If you have to allow querystrings because there's a page id in there, but a session id or some other parameter is causing the crawl to go on for ever, then Scrutiny now has the option to ignore only the session id (or another single parameter). See the 'Advanced' tab
Some content management systems have urls where a page name is included in the starting url but has no file extension. eg mysite.com/mypage/ If this is your starting url, Scrutiny cannot know whether this is a directory or a page. If a directory, Scrutiny would limit its scan to the directory /mypage/. If it's a page then the scan would be limited to mysite.com. This situation is auto-detected, you should be asked the question if necessary, but you are able to manually change the setting here if necessary.
foo.com is considered the same as foo.com/ with this setting switched on. For most sites it'll be correct to leave this setting on, but some sites are touchy about the trailing slash being present or not.

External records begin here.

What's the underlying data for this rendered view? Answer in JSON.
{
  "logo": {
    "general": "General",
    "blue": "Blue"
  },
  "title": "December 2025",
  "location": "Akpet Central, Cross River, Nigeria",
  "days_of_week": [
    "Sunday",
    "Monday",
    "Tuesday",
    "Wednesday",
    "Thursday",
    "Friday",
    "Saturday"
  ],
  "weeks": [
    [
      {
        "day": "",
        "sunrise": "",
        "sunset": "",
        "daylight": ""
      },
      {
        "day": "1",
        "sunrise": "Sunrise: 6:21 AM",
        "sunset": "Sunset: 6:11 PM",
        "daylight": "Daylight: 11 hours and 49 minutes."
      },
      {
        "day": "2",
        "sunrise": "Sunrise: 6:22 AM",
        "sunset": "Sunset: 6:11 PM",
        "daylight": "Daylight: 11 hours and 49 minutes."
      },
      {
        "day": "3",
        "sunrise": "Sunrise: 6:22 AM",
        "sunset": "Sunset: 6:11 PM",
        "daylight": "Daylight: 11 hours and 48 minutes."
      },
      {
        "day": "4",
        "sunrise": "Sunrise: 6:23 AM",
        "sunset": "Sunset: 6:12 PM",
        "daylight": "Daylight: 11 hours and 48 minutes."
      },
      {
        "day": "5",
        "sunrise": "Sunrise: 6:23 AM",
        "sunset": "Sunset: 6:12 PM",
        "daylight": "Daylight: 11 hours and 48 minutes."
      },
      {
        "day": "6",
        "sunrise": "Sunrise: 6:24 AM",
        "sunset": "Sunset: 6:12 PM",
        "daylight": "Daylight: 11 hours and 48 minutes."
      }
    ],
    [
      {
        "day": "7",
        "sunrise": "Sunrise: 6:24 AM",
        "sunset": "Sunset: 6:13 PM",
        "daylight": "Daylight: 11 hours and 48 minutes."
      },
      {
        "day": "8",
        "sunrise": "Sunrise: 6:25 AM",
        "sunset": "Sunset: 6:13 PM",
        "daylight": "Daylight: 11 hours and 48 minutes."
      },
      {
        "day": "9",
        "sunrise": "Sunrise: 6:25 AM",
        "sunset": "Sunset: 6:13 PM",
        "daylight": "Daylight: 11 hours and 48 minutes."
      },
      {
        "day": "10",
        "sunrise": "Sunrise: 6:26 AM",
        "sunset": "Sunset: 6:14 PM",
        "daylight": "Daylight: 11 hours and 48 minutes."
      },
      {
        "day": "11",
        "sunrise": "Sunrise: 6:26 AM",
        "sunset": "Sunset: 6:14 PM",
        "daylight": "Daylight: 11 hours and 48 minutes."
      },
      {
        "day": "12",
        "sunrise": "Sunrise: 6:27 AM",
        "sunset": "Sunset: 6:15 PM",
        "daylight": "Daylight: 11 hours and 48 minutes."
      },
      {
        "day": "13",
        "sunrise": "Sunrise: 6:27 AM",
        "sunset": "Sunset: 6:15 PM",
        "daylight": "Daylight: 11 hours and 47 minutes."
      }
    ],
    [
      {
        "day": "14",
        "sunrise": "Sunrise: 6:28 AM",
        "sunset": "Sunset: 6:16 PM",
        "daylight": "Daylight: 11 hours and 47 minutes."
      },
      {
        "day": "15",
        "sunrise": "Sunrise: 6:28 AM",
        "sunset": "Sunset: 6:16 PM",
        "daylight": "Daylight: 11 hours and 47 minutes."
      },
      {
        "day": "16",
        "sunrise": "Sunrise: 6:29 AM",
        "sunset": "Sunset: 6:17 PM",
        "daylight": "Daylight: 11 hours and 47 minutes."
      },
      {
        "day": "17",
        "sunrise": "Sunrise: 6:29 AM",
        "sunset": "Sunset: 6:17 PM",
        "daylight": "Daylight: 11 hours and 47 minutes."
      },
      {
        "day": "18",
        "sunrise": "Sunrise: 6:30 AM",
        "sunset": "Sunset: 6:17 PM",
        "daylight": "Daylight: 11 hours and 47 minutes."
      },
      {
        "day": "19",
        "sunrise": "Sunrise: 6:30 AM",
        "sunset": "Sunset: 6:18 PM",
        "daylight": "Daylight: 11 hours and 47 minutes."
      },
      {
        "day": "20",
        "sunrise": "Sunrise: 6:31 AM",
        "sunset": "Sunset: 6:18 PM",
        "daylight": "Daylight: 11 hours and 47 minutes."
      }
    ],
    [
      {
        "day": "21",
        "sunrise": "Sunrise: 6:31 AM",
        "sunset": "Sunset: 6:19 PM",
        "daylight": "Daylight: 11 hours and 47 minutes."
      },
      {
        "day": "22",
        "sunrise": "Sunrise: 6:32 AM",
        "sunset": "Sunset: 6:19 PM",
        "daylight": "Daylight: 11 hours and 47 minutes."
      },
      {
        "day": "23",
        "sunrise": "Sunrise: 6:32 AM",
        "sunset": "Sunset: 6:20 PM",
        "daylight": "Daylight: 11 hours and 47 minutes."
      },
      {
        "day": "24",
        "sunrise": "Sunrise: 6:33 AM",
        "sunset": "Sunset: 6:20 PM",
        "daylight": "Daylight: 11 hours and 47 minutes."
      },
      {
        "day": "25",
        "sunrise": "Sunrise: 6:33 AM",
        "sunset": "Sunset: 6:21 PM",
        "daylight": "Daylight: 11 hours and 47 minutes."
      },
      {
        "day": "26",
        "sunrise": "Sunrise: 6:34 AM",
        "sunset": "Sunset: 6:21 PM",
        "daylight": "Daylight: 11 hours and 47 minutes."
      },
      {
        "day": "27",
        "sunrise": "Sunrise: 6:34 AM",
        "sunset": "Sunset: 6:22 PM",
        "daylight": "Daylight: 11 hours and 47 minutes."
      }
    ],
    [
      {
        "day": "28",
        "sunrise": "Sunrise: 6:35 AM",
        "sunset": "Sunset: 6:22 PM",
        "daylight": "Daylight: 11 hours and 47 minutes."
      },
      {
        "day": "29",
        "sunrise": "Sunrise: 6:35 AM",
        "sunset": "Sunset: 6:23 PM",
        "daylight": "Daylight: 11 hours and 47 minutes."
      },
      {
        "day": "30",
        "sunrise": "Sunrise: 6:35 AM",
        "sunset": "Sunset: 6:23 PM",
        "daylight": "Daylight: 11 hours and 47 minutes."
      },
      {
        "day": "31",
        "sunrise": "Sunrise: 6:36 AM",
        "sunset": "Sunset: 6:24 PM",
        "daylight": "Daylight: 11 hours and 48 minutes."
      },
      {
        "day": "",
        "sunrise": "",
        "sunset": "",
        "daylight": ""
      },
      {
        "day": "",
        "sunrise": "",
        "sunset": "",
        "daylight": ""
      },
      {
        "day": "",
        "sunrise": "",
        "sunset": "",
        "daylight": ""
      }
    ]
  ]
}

If a page requires javascript to populate some or all content, it may display its 'noscript' text in browsers that have javascript disabled and that may be what Scrutiny sees. If your site requires javascript to be switched on before content or navigation links are visible then Scrutiny can render the page before scanning the page.
Check 'Site is inaccessible without clientside rendering' to switch on this feature. The scan will be slower and use far more resources, so only use this option if you're absolutely sure that it's absolutely necessary.
Note that 'onload' script will be executed, but Scrutiny can't perform user actions like clicking menus, scrolling or trawl through javascript searching for links.
This setting will ignore the session id within the querystring, but leave the rest of the querystring intact. Some sites assign a session id in the querystring ( ?sid=12345 ) and this may change during the scan, leading to the same page being logged many times and the scan never finishing. One solution is to set 'ignore querystrings' but sometimes this isn't possible if other parameters within the querystring are essential. Using this setting, you can ask Scrutiny to remove just the session id (or any other single parameter from the querystring).